As a child, Domingo had to leave his rainforest community and move to the city with his mother in order to go to school and get an education. Being away from his family and community was hard on him. And it instilled in him a determination to protect his culture and provide education and development opportunities in Achuar communities.
Along with his uncle, Domingo played a key role in 1991 in creating the first governing organization that united and represented all of the Achuar people in Ecuador. That organization, now known as NAE, helps defend their territory and ensure that their forests remain pristine. It also works to preserve Achuar culture and ensure their right to self-determination.
Domingo learned from his father the importance of making alliances, as that was needed to deal with the internal conflicts and wars of the past. Domingo saw that in order to protect their rainforest and culture, the Achuar would need to make alliances with the outside world. This was the realization that opened the way for the partnership with Pachamama Alliance.

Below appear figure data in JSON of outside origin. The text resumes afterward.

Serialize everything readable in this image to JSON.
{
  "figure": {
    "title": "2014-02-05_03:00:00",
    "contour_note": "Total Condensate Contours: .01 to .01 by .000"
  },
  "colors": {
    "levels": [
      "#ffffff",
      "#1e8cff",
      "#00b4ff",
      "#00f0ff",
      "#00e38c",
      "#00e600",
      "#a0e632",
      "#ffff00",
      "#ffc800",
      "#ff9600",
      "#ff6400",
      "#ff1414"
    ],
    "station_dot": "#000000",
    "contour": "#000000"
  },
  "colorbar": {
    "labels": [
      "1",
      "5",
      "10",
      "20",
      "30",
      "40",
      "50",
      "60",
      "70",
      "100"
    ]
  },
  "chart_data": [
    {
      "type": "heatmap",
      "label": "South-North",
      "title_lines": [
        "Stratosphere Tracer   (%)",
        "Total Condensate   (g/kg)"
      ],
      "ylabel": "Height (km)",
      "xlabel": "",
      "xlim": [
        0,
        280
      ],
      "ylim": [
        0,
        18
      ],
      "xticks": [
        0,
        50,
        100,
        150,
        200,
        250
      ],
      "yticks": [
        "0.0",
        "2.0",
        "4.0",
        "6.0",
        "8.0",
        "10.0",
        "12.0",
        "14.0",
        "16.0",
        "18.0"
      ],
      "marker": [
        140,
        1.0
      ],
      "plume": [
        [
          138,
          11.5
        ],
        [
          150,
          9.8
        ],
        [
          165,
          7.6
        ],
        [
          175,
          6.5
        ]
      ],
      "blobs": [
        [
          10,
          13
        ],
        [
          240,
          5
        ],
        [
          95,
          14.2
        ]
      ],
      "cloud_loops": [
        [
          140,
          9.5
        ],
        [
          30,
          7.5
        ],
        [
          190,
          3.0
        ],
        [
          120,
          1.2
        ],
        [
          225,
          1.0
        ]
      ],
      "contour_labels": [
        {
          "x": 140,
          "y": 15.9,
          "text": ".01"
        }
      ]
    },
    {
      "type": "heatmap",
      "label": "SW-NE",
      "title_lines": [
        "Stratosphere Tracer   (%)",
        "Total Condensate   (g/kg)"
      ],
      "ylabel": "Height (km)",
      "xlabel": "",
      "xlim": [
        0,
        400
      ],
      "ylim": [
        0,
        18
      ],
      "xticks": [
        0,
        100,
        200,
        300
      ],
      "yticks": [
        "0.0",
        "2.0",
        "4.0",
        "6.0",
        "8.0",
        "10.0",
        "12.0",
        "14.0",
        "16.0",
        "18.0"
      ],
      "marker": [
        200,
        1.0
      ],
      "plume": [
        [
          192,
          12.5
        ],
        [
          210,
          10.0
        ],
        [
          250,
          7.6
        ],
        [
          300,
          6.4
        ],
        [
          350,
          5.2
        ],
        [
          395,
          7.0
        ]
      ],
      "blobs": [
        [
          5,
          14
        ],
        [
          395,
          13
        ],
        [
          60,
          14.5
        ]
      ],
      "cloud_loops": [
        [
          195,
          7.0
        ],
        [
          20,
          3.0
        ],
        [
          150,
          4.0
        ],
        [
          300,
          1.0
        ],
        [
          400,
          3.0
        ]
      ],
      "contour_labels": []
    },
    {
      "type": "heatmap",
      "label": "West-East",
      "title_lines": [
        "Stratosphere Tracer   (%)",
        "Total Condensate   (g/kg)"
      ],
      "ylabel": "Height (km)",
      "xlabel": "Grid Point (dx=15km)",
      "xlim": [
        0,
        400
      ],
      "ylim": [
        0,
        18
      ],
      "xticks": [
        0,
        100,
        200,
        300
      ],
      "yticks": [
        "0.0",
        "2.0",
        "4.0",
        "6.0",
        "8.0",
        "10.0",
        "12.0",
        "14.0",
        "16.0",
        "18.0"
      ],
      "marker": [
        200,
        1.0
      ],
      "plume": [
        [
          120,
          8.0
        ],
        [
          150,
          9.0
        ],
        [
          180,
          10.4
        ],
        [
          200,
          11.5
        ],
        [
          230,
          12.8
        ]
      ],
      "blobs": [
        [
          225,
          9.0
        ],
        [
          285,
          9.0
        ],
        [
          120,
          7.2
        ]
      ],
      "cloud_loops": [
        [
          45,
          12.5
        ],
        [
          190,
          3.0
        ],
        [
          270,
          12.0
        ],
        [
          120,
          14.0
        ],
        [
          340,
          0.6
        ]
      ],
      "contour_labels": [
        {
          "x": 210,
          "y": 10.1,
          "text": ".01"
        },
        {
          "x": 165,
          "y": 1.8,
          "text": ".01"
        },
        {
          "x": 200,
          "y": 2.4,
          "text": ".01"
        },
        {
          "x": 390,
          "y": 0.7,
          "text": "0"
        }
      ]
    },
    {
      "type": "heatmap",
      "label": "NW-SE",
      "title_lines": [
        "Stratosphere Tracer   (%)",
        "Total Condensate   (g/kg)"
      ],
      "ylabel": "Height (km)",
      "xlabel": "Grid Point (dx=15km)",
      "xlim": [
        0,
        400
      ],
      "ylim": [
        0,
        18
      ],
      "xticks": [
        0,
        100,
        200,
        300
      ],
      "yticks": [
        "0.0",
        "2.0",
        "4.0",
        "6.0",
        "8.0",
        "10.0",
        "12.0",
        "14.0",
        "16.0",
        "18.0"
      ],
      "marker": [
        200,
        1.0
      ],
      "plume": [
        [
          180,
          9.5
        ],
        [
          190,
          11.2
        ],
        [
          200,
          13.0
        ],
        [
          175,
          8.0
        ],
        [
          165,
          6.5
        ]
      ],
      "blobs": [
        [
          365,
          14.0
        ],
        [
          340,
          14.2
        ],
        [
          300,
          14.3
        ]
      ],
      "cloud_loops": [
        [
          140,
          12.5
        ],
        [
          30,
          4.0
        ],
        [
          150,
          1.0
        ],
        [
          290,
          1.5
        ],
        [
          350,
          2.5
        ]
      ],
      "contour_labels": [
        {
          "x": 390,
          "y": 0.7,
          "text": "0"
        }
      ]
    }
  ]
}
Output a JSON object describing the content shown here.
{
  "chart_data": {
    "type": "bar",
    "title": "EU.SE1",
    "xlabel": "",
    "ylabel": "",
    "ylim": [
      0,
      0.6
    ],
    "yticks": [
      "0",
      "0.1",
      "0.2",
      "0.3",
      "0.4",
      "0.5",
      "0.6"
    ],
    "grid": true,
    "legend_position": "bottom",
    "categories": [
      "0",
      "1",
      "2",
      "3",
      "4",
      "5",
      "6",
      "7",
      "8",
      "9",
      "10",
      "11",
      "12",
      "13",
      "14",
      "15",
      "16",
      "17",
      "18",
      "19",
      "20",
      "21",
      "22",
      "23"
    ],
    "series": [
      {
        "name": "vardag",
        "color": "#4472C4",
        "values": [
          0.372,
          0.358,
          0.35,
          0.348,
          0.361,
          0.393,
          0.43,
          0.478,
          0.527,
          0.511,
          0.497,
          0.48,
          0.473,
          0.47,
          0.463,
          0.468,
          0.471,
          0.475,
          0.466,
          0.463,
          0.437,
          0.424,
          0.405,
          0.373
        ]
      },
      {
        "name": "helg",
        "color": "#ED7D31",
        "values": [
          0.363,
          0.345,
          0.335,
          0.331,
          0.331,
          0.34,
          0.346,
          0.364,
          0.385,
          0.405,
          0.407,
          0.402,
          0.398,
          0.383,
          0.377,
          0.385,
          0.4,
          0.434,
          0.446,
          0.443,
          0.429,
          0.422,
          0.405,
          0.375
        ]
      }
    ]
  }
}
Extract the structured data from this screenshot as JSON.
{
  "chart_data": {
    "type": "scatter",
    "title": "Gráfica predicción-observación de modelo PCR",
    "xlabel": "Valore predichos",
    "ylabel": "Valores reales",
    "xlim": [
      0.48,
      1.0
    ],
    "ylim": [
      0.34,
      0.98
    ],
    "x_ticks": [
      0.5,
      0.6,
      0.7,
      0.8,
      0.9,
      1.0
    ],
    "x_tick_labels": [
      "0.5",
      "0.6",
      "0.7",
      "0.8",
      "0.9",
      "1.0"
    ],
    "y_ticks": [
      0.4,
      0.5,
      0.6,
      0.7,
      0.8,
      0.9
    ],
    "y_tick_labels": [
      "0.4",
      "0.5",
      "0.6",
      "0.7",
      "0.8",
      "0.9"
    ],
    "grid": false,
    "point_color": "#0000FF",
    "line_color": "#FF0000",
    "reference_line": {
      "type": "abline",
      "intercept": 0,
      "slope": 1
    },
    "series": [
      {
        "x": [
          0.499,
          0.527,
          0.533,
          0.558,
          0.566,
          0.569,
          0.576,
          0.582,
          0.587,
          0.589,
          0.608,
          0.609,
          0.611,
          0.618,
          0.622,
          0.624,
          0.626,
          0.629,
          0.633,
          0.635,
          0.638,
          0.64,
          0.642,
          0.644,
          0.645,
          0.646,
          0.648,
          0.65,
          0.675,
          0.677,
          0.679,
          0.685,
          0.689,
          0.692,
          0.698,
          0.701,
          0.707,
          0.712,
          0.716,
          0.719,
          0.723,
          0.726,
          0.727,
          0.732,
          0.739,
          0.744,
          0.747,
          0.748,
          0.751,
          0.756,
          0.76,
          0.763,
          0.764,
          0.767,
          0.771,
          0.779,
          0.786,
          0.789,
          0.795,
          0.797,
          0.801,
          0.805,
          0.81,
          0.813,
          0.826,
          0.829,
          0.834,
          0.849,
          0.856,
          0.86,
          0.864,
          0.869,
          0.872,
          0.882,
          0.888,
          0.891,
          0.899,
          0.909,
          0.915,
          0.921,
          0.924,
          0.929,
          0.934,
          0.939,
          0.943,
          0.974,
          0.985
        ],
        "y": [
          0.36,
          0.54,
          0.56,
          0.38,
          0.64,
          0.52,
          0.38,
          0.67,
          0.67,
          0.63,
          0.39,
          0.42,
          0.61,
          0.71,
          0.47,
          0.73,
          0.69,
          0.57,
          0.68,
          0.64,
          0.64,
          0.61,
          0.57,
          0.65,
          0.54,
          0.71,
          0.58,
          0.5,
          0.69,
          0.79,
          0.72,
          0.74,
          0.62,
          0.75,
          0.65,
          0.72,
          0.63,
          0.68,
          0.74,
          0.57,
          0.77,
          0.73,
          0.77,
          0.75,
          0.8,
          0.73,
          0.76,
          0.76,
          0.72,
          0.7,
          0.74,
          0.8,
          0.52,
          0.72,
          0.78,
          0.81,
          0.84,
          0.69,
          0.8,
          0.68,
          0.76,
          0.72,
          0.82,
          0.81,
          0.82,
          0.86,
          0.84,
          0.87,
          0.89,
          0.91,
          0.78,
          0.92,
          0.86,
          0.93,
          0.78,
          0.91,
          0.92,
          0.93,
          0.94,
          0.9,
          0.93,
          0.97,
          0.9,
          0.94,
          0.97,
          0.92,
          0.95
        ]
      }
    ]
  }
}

The partnership with Pachamama Alliance started in 1995. Domingo says, “Co-founder Bill Twist became a true friend of the Achuar, and with his team, has created an international connection between the rainforest and the outside world. Before that, the indigenous communities were very closed, now they have opened to the world and have national and international visibility.”
Domingo says that he and the Achuar people feel strengthened by their partnership with Pachamama Alliance and by being a part of a global community of change-makers all working toward the same vision.
Pachamama Alliance has since supported Domingo in many projects in Achuar territory. Domingo helped to create schools inside Achuar communities with books and materials in the Achuar language so they wouldn’t have to travel to outside cities where they could lose their culture and language. Since having Achuar schools, Domingo says he sees that young people value their culture more and see the importance of preserving the rainforest.
Domingo has also worked with others in his community of Sharamentsa to implement sustainable development projects such as a water purification system, solar panels, and an ecolodge and tourism project. The Sharamentsa ecolodge is one of the first projects recognized by Ecuador’s Ministry of Tourism as an official Community Tourism Center.
Now, Domingo is playing a leading role in the collaborative effort to permanently protect the Sacred Headwaters region of the Amazon rainforest, which spans Achuar and other indigenous territories in Eastern Ecuador and Northern Peru.
Domingo has had many opportunities to travel globally as a representative and ambassador for his people. He has seen the effects of the modern world’s culture of more, and hopes that this culture can be shifted. “It’s time to think of the common good,” he says. “I hope that in the future, people will work in harmony and understand the importance of the forest and river basins that give life.”
“We should manage our ecosystem and economy, looking for sustainable methods of development. We should be sensitive, generous, and in solidarity. We are not just passengers on Earth. We are custodians and should create a great history so no one could blame us for what we have done.”